The release process is worth inspecting because this is offensive-security software wrapped around AI execution. RELEASE.md describes PyPI Trusted Publishing, GoReleaser artifacts, GHCR multi-architecture images, Cosign keyless signing, CycloneDX SBOMs, and conditions for promoting :latest. The latest release API also showed several CycloneDX JSON assets and operating-system-specific launcher binaries. As agent tools gain offensive capability, users need to know not only what the agent can attack, but also where its runtime, images, and binaries came from.

Community attention is still modest compared with major model launches. GeekNews showed "Decepticon - autonomous hacking agent for red teams" on its front page on May 28, 2026 KST, roughly 10 hours after posting, with 15 points. The summary emphasized that it aims beyond the common "run nmap, output report" demo and into professional red-team operations. Hacker News' front page at the same time was dominated by topics such as YouTube AI labeling, product-market fit discussions around Anthropic and OpenAI, and fatigue around AI conversations; Decepticon was not observed there.

For security teams, the practical questions are direct. At what step does a human approve the RoE and OPPLAN that an agent writes? Can findings and command logs from the sandbox be preserved as auditable evidence? When C2 or exploitation functionality is enabled in a customer environment, how are legal authorization, target scope, abort conditions, and cleanup enforced? If the model provider is an external API, where do target metadata, prompts, tool results, and findings travel?

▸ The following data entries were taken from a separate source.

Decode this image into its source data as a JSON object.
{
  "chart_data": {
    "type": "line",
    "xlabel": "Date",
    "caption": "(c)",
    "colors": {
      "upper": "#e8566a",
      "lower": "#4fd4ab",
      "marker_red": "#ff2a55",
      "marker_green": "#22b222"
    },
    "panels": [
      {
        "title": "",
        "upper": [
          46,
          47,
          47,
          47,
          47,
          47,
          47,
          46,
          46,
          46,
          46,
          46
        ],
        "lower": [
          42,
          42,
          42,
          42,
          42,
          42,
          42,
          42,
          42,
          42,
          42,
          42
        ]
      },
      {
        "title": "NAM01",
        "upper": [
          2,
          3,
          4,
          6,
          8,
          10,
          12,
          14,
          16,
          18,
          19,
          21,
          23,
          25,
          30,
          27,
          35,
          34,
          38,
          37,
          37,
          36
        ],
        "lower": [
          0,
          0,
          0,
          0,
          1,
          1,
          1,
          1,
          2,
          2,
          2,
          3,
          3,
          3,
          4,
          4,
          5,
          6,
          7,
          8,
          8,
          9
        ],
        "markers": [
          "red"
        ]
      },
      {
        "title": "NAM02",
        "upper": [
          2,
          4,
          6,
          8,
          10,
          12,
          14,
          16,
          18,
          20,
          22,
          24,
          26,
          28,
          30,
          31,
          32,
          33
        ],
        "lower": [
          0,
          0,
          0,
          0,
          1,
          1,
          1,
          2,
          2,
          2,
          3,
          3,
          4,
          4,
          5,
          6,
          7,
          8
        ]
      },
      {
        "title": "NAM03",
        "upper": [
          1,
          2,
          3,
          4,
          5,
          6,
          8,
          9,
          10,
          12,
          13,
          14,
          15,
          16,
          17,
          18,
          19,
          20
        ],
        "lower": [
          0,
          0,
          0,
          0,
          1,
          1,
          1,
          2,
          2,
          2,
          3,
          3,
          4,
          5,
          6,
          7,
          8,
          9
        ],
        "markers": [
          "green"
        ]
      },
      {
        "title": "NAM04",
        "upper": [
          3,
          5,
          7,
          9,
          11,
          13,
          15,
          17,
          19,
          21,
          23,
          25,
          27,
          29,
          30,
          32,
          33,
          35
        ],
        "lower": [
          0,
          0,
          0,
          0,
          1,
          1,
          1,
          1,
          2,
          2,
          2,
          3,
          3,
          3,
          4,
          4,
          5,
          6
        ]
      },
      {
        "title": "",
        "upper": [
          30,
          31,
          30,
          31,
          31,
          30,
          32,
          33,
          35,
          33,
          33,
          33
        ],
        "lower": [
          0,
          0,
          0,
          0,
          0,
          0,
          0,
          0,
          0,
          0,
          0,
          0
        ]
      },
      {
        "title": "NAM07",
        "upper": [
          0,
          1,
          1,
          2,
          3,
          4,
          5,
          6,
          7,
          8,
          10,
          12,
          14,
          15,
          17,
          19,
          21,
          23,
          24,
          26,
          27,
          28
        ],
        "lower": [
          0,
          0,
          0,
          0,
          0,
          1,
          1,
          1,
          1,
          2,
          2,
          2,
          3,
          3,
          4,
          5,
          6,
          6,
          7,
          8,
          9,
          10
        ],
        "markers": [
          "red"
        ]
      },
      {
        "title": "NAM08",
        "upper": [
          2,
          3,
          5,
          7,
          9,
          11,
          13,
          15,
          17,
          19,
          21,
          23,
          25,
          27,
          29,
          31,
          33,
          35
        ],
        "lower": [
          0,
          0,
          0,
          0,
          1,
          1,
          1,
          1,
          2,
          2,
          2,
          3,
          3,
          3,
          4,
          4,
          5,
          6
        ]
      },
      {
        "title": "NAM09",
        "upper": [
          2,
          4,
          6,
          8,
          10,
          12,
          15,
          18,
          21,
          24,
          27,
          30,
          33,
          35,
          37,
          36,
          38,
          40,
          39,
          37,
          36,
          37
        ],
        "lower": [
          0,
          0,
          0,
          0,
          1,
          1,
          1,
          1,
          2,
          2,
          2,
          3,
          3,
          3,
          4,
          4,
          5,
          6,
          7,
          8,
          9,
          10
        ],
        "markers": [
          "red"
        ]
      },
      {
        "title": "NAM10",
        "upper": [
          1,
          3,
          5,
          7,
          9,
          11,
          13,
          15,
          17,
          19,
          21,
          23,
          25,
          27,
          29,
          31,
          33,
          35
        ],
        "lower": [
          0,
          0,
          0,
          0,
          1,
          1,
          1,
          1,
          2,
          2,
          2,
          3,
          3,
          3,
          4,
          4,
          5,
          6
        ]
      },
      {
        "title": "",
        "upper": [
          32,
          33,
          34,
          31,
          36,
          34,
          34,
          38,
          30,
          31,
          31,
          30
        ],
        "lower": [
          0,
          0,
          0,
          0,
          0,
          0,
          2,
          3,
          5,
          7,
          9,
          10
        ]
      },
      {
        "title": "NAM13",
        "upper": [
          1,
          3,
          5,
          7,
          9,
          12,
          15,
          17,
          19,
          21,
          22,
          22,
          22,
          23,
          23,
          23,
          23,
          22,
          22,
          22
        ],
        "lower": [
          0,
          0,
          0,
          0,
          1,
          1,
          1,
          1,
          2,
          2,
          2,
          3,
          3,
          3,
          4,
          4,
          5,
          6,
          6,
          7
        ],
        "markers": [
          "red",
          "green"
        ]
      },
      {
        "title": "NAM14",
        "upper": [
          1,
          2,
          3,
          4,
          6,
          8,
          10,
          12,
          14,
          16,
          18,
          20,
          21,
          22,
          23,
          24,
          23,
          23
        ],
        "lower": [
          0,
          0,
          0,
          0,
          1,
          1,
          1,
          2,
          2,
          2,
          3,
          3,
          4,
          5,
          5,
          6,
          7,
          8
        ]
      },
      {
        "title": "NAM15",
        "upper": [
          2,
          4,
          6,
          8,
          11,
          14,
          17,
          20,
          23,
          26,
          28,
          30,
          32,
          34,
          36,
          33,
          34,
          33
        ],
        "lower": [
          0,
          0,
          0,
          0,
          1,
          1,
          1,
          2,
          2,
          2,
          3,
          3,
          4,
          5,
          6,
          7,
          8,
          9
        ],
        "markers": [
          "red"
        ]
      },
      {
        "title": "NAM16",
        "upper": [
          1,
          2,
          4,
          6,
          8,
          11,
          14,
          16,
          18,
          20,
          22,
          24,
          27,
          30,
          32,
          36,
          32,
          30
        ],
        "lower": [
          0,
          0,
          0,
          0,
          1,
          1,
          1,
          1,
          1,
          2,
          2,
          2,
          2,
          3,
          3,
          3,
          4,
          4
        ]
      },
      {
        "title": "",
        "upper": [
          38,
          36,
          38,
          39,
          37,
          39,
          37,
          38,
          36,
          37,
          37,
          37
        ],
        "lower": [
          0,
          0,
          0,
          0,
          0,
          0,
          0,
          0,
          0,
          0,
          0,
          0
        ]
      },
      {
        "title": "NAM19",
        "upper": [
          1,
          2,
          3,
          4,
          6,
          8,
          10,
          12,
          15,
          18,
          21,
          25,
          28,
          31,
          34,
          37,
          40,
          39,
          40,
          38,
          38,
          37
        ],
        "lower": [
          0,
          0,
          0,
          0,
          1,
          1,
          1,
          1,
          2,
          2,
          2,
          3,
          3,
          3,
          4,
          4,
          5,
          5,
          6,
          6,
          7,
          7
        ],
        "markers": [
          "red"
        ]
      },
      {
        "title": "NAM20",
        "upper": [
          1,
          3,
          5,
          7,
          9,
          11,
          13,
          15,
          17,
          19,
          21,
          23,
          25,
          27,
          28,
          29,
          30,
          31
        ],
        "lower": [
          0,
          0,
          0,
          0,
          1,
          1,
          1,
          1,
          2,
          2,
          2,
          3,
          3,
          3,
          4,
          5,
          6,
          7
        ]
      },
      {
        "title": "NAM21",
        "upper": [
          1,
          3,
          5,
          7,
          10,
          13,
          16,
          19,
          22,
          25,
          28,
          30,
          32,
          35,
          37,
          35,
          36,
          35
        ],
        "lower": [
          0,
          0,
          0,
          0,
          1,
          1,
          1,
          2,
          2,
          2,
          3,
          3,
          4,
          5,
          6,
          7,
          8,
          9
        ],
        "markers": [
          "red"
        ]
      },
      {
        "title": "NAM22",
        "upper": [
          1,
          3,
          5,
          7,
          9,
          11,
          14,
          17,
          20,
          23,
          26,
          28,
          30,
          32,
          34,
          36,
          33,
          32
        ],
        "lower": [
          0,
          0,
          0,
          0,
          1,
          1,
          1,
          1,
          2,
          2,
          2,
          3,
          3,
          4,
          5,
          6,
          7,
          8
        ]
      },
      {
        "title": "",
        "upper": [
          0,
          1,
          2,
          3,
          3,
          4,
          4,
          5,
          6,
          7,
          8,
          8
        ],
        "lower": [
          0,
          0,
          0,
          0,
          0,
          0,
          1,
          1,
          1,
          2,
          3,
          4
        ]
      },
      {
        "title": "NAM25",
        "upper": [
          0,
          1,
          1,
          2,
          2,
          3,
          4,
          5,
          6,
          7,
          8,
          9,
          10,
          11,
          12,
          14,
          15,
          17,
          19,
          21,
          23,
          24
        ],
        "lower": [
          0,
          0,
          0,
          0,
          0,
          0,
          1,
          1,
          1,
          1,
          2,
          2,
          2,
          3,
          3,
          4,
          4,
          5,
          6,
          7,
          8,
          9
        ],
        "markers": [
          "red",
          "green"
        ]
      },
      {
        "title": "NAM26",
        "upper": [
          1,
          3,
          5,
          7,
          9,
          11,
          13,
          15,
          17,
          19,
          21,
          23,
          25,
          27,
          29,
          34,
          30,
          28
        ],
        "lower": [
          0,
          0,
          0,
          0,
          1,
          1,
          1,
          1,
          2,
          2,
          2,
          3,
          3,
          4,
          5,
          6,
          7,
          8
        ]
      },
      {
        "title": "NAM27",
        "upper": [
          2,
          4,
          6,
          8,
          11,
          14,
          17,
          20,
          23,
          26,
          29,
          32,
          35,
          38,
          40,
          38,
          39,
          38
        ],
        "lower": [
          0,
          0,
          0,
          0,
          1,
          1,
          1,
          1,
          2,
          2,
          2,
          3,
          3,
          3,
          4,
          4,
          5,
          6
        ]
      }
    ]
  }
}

Developers outside security should still pay attention. A coding agent handling test runners and package managers and a red-team agent handling Kali tooling and C2 differ in the type of authority they receive, but the product questions rhyme. Where does execution happen? Where does durable memory live? Who can interrupt the agent? Which logs explain a mistaken action after the fact? Decepticon makes those questions more visible because the security domain raises the consequences.

Misuse risk cannot be treated as a footnote. The README disclaimer says the tool should not be used against systems or networks without explicit written authorization. That sentence is legal language, but it is also a product requirement. Autonomous red-team tools need approval workflows, target registries, network egress policy, credential isolation, report redaction, and emergency stop controls before demo-level autonomy becomes operational autonomy. As offensive capability improves, the quality of control systems becomes part of the core feature set.

Decepticon 1.1.3 does not mean every organization should adopt an autonomous red-team agent now. Many teams are not ready for this class of tool. The release does, however, show where AI security agents are heading: not just a CLI wrapped around model calls, but an operating package containing engagement documents, specialist agents, sandboxes, graph state, runtime profiles, release signing, and SBOMs. The competitive question may not be which agent can run the riskiest command. It may be which agent can prove when, where, and under whose authorization that command did not run.